July 13, 2011

Japanese Scientists Create Teeth Using Mouse Stem Cells

Japanese scientists said this week that they have created teeth by using mouse stem cells and successfully transplanted them into mice.

The researchers said the entire tooth units were inserted into the lower jaws of mice and were attached successfully with jaw bones.

"The bioengineered teeth were fully functional ... there was no trouble (with) biting and eating food after transplantation," Masamitsu Oshima, assistant professor at the Research Institute for Science and Technology, Tokyo University of Science, wrote in the journal PLoS One.

The team said they hope this is a step to help the development of new human organs grown from a patient's own cells.

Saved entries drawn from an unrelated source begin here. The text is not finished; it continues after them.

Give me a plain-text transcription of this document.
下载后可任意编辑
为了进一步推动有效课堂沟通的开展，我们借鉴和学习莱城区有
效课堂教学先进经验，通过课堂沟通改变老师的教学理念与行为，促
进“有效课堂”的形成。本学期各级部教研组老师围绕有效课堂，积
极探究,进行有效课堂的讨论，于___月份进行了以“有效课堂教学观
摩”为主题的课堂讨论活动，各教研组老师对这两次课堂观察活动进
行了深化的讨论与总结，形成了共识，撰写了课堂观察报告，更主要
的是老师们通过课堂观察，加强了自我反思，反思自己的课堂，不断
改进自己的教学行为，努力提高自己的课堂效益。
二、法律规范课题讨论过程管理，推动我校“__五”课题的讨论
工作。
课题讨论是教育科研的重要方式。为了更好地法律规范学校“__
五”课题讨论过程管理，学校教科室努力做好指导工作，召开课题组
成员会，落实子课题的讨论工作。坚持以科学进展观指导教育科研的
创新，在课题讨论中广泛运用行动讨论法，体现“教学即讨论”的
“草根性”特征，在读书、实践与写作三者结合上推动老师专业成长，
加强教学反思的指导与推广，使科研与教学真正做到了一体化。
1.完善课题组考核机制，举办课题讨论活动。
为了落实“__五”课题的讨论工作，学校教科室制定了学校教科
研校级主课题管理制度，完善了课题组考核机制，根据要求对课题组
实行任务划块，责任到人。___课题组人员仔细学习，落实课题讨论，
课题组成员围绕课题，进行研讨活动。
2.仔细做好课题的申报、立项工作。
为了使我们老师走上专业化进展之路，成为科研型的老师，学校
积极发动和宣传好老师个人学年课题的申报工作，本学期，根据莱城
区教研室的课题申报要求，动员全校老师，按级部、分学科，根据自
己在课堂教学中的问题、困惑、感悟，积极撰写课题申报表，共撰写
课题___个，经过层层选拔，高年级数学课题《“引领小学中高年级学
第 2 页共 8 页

"At present, researchers worldwide do not have the method to culture three-dimensional organs in vitro (outside the body)," Professor Takashi Tsuji, who led the research, told Reuters.

"It is important to develop technologies for the culture of the bioengineered organ, for the realization of future organ replacement regenerative therapy."

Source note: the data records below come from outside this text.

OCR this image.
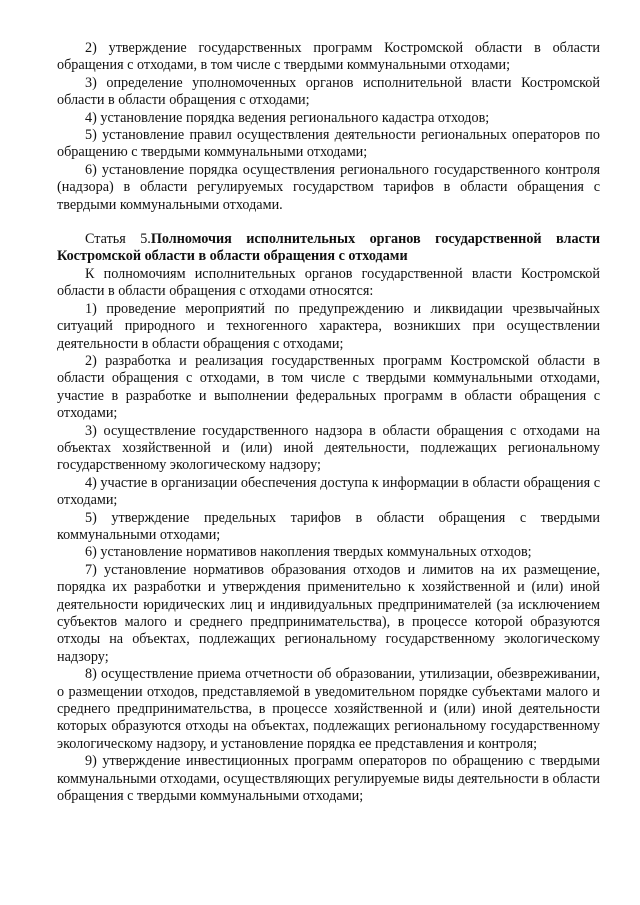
2) утверждение государственных программ Костромской области в области обращения с отходами, в том числе с твердыми коммунальными отходами;

3) определение уполномоченных органов исполнительной власти Костромской области в области обращения с отходами;

4) установление порядка ведения регионального кадастра отходов;

5) установление правил осуществления деятельности региональных операторов по обращению с твердыми коммунальными отходами;

6) установление порядка осуществления регионального государственного контроля (надзора) в области регулируемых государством тарифов в области обращения с твердыми коммунальными отходами.

Статья 5.Полномочия исполнительных органов государственной власти Костромской области в области обращения с отходами

К полномочиям исполнительных органов государственной власти Костромской области в области обращения с отходами относятся:

1) проведение мероприятий по предупреждению и ликвидации чрезвычайных ситуаций природного и техногенного характера, возникших при осуществлении деятельности в области обращения с отходами;

2) разработка и реализация государственных программ Костромской области в области обращения с отходами, в том числе с твердыми коммунальными отходами, участие в разработке и выполнении федеральных программ в области обращения с отходами;

3) осуществление государственного надзора в области обращения с отходами на объектах хозяйственной и (или) иной деятельности, подлежащих региональному государственному экологическому надзору;

4) участие в организации обеспечения доступа к информации в области обращения с отходами;

5) утверждение предельных тарифов в области обращения с твердыми коммунальными отходами;

6) установление нормативов накопления твердых коммунальных отходов;

7) установление нормативов образования отходов и лимитов на их размещение, порядка их разработки и утверждения применительно к хозяйственной и (или) иной деятельности юридических лиц и индивидуальных предпринимателей (за исключением субъектов малого и среднего предпринимательства), в процессе которой образуются отходы на объектах, подлежащих региональному государственному экологическому надзору;

8) осуществление приема отчетности об образовании, утилизации, обезвреживании, о размещении отходов, представляемой в уведомительном порядке субъектами малого и среднего предпринимательства, в процессе хозяйственной и (или) иной деятельности которых образуются отходы на объектах, подлежащих региональному государственному экологическому надзору, и установление порядка ее представления и контроля;

9) утверждение инвестиционных программ операторов по обращению с твердыми коммунальными отходами, осуществляющих регулируемые виды деятельности в области обращения с твердыми коммунальными отходами;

Experts believe stem cells can generate all the cell types of the organ from which they originate.  Scientists hope to harness stem cells to treat a variety of diseases and disorders.

The Japanese team removed two types of stem cells from the molar teeth of mice and grew them in the laboratory.  The cells were placed in a mold to control the length and shape of the teeth. 

The entire tooth units were then transplanted into the lower jaws of one-month-old mice, according to the team.

The researchers fused the tissues and the jaw bones around them for about 40 days. 

Tsuji said it is important to find the right "seed cells" for reparative therapy.  He said in this case, entire tooth units could be grown because the stem cells were taken from molar teeth of mice.

U.S. researchers created an artificial lung in 2010 that rats used to breath for several hours.